As the Diocese of East Anglia continues to celebrate its 50th Jubilee Year, we are shining a spotlight on the people who live out their vocations in service to our diocesan family. Each month, we meet a member of our clergy or someone in formation, reflecting on their call, their ministry and their hopes for the future.


This month, we hear from Ben Jordan, a seminarian in his Propaedeutic year, who shares how his vocation first took shape and why fostering vocations remains vital to the life of our diocese.


My sense of vocation was deeply tied up in my conversion. The first whispers I heard began during RCIA. I had an unavoidable, incessant desire to serve others, to be a priest. I was told that this was common for men converting and that it would pass if it was just the zeal of conversion and remain if it was real. So I did not act on it and focused purely on growing in my new Catholic faith. I tried to ignore it; I tried to fight it, but the tug on my heart would not go away. Eventually I stopped fighting.

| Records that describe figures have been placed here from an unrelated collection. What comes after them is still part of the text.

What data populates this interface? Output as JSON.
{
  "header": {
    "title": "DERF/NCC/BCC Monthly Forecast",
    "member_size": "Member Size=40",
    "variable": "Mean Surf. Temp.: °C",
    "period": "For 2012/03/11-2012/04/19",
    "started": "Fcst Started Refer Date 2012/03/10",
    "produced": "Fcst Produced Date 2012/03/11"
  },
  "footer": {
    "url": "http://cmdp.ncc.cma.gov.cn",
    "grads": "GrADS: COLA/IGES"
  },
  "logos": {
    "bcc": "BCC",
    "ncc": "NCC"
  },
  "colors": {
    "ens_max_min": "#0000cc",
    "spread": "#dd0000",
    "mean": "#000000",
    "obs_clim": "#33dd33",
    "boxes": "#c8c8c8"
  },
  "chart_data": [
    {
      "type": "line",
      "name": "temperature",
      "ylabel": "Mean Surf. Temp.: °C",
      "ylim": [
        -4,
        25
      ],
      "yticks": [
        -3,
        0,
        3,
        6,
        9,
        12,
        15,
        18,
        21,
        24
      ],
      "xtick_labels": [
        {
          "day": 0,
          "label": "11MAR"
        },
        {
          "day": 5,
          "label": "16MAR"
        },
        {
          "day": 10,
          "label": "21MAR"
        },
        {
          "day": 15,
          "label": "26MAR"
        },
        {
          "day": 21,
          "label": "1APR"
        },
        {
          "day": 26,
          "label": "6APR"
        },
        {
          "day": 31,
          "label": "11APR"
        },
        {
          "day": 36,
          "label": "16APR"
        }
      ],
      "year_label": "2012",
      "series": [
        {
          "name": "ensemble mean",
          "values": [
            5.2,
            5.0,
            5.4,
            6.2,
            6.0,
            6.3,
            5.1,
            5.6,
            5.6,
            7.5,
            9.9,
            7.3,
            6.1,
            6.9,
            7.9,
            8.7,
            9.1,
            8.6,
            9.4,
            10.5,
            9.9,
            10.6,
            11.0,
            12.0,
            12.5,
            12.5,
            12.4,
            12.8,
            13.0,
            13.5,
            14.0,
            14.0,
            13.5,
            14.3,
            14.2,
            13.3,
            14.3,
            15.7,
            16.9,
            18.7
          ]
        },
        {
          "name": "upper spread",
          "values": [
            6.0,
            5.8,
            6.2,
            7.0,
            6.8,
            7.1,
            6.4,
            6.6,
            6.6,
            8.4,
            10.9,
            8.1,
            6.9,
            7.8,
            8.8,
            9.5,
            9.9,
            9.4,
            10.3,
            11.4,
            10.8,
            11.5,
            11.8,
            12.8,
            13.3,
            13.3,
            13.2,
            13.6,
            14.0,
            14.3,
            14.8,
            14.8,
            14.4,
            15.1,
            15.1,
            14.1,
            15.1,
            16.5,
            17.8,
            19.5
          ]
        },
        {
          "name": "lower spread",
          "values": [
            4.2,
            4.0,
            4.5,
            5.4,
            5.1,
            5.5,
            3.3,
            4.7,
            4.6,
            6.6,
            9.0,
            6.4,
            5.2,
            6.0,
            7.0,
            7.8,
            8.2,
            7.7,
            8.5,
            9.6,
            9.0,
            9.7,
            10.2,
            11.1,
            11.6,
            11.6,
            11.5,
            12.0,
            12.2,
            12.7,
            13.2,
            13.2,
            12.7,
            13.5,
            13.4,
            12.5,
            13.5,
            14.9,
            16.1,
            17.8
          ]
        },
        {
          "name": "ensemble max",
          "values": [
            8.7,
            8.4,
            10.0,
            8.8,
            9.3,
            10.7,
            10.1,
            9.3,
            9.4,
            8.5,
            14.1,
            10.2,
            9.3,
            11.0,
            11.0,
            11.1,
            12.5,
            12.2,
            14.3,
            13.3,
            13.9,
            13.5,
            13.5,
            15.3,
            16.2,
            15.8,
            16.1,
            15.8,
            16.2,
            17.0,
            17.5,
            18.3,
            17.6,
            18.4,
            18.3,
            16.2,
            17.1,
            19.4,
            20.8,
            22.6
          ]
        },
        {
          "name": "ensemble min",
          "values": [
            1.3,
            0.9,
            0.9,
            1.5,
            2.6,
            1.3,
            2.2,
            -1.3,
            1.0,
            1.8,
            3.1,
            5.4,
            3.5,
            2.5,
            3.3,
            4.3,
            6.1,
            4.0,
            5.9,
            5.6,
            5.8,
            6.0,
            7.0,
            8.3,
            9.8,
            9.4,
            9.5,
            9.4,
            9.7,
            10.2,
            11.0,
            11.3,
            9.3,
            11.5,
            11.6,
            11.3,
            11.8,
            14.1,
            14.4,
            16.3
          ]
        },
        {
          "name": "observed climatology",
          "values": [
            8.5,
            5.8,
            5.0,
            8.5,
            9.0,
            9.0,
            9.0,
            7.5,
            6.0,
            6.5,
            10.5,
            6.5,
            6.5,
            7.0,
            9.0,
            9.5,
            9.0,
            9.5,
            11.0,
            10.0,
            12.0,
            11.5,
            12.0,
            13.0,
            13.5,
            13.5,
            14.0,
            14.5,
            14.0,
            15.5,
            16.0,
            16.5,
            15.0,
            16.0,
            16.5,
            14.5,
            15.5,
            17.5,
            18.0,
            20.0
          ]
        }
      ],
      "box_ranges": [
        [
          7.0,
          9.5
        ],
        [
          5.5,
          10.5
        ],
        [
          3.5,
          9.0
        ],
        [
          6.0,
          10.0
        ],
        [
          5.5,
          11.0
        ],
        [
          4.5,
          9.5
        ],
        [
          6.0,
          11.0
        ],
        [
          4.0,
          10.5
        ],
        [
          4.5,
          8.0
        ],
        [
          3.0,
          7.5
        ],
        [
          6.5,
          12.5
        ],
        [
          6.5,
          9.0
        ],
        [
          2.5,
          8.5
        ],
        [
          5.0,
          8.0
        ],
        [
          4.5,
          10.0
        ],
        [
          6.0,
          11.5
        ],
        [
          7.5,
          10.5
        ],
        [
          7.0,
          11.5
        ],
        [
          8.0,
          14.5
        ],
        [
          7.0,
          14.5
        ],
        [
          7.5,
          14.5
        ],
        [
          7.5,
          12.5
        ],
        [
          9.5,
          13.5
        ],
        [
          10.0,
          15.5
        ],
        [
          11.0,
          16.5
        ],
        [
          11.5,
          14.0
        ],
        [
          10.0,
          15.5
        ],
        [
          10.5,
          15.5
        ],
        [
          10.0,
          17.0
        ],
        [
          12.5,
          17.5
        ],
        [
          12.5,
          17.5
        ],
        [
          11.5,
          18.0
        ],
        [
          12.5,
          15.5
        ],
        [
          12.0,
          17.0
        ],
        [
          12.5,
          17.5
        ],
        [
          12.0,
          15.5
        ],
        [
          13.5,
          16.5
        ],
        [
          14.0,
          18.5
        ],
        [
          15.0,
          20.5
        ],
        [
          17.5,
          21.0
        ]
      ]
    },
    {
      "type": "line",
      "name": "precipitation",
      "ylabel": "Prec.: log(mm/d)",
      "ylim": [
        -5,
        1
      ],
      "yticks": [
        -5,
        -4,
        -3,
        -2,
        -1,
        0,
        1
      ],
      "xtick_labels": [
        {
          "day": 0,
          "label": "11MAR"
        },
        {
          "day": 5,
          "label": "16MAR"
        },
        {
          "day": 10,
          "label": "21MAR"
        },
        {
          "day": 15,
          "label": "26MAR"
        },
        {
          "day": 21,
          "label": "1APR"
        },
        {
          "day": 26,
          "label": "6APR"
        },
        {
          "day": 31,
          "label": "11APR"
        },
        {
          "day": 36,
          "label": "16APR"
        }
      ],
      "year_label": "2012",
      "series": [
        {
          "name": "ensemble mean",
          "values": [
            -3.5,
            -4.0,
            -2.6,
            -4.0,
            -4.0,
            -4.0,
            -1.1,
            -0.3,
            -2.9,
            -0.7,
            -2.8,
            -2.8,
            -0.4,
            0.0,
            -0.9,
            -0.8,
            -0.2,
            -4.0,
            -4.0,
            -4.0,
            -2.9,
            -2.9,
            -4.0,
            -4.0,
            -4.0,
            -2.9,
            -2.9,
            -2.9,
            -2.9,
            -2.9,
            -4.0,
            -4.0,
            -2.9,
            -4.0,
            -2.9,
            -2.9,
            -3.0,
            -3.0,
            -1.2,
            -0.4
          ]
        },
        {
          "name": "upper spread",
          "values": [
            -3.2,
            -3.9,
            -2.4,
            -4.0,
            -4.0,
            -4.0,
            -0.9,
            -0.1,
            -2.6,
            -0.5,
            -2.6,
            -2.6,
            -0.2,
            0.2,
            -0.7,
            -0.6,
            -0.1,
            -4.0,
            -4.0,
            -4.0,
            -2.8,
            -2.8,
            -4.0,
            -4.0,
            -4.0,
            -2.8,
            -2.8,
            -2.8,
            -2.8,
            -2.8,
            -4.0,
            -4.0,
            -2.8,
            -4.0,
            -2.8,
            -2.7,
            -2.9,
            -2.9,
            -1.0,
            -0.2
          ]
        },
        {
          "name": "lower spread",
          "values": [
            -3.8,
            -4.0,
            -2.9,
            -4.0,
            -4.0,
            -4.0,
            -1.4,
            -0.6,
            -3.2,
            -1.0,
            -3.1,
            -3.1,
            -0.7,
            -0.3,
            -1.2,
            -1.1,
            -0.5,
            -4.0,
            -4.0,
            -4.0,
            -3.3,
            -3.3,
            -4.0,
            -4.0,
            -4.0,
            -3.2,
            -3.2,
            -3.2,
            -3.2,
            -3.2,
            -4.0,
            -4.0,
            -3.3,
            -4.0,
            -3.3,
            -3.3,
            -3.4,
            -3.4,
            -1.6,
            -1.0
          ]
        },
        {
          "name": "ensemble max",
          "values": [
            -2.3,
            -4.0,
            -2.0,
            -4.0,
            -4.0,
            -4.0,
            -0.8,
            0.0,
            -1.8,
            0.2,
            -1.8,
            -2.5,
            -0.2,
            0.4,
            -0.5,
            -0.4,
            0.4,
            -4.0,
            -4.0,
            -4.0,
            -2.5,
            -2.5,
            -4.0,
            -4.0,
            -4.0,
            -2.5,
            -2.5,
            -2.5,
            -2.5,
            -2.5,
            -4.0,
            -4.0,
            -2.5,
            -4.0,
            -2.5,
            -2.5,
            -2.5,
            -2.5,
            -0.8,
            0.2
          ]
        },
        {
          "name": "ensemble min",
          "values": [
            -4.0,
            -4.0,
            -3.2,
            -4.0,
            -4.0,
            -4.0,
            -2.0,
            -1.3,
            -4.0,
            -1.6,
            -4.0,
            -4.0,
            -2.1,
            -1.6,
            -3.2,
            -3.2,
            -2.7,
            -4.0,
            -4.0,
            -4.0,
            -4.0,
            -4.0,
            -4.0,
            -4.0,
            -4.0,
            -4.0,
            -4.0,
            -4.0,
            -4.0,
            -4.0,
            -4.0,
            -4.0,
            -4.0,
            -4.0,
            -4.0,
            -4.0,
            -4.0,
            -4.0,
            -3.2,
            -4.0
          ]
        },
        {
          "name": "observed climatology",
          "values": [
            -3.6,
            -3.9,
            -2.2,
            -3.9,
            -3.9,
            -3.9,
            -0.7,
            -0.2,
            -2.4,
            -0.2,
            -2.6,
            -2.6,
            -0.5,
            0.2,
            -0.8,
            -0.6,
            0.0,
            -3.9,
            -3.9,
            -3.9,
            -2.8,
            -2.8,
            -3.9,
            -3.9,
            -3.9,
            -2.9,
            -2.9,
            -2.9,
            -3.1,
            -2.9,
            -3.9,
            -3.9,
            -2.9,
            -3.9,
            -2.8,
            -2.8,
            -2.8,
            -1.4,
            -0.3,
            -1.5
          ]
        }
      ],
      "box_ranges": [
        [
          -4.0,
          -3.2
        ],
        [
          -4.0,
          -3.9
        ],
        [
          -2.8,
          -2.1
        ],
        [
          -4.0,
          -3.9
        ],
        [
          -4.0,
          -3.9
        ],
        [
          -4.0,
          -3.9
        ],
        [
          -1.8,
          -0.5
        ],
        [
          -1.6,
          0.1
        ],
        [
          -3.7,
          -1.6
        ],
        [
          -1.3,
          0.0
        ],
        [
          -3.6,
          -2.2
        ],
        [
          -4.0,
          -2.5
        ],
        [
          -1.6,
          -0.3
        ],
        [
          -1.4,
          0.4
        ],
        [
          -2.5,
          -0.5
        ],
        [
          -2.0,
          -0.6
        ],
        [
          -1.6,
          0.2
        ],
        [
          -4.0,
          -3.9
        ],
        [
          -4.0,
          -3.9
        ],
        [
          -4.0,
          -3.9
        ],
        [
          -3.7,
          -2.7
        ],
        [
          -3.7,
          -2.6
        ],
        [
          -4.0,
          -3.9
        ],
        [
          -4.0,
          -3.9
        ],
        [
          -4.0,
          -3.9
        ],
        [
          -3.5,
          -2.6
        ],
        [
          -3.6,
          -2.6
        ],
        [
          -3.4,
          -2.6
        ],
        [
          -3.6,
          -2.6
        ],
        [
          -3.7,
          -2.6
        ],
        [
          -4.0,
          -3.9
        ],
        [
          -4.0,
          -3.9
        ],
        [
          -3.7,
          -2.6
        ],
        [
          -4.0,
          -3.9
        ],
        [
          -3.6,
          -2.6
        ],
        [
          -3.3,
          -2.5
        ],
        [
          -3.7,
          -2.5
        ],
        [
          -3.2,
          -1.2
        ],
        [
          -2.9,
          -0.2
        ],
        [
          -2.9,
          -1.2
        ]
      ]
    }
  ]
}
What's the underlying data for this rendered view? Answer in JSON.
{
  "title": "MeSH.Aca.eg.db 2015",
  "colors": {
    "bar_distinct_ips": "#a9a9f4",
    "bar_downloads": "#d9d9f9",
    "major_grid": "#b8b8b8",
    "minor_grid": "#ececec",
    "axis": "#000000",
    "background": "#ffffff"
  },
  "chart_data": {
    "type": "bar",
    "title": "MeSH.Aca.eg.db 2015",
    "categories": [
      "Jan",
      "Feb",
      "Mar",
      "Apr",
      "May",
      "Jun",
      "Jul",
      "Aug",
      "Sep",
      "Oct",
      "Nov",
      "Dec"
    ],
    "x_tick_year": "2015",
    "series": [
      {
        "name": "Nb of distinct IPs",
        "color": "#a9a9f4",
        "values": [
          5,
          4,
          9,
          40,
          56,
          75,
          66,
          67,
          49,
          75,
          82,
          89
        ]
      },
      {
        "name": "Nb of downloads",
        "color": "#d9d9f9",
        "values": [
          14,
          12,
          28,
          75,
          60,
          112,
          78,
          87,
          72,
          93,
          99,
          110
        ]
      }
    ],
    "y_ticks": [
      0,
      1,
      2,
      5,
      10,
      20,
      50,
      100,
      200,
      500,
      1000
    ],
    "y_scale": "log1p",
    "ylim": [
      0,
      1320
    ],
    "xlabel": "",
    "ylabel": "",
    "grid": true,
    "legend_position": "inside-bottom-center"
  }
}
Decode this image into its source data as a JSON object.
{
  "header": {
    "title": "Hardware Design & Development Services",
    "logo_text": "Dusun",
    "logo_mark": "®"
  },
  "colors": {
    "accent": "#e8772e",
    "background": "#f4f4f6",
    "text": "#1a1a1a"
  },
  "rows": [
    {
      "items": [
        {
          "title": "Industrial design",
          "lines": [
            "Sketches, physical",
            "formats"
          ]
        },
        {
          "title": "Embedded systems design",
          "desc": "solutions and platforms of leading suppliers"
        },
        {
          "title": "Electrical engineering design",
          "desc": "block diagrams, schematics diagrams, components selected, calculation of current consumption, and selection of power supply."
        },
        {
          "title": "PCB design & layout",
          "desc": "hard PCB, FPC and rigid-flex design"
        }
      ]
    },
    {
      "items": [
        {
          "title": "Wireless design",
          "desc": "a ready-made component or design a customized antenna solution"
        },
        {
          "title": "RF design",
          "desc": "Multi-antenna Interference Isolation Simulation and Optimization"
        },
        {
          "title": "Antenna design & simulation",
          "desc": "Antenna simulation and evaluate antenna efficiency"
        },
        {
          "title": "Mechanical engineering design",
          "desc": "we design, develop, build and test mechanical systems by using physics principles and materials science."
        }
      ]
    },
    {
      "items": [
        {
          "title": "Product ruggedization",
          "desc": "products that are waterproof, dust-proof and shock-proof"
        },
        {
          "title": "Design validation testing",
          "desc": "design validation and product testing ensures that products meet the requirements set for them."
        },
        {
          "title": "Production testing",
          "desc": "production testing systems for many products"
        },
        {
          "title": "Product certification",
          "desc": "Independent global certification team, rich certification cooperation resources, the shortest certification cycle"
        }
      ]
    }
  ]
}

I could not do any of this on my own, however, and I owe so much to the Chaplaincy at UEA, the Community of Our Lady of Walsingham, the parishes of St John the Baptist and Waveney Valley, and the whole vocations team who have nourished my early vocation and buoyed me up in prayer.

Since I first felt the call, my vocation has matured and solidified. Time and formation have moulded it into something more tangible, more clear. It has also deepened; superficialities from early in the call have faded away and been replaced with an unbridled desire to dedicate my life to doing nothing but bringing souls to Christ. Great peace has descended upon me. Feeling as though I have found my purpose in life, I have immense joy.

East Anglia is many things. It is a wonderful diocese full of faithful Catholics, but mostly for me, it is home. Each of us has a duty to “proclaim the Gospel”. Early in my conversion I thought of that only as overseas missionary work. I now see this, my home, as my mission ground. We must promote vocations in our parishes and schools because there are so many more men whose calling is just like this and who have not yet found it.

And so, to anyone who is feeling that tug on their heart, I would tell them what a fantastic priest once told me in six profound words: why not give God a chance? Contact the vocations team, speak to your parish priest and give it into God’s hands.

To the parishes I would say: pray. Talking about vocations is great, catechesis programmes are great, and they should all be done, but when faced with this problem Jesus gave only one remedy: to “pray that the Lord of the Harvest sends labourers”.

I am filled with an immense hope for the future of vocations. In our time of uncertainty we can be certain that God will always call men to follow Him as priests. The rest is given to us to pray for and nurture. Through the example of Our Lady of Walsingham, Mother of vocations, I believe men will continue to say yes to God and parishes will say yes to supporting them. May our prayers be united with all our patron saints, and may an abundance of vocations be given to us by Christ the Good Shepherd.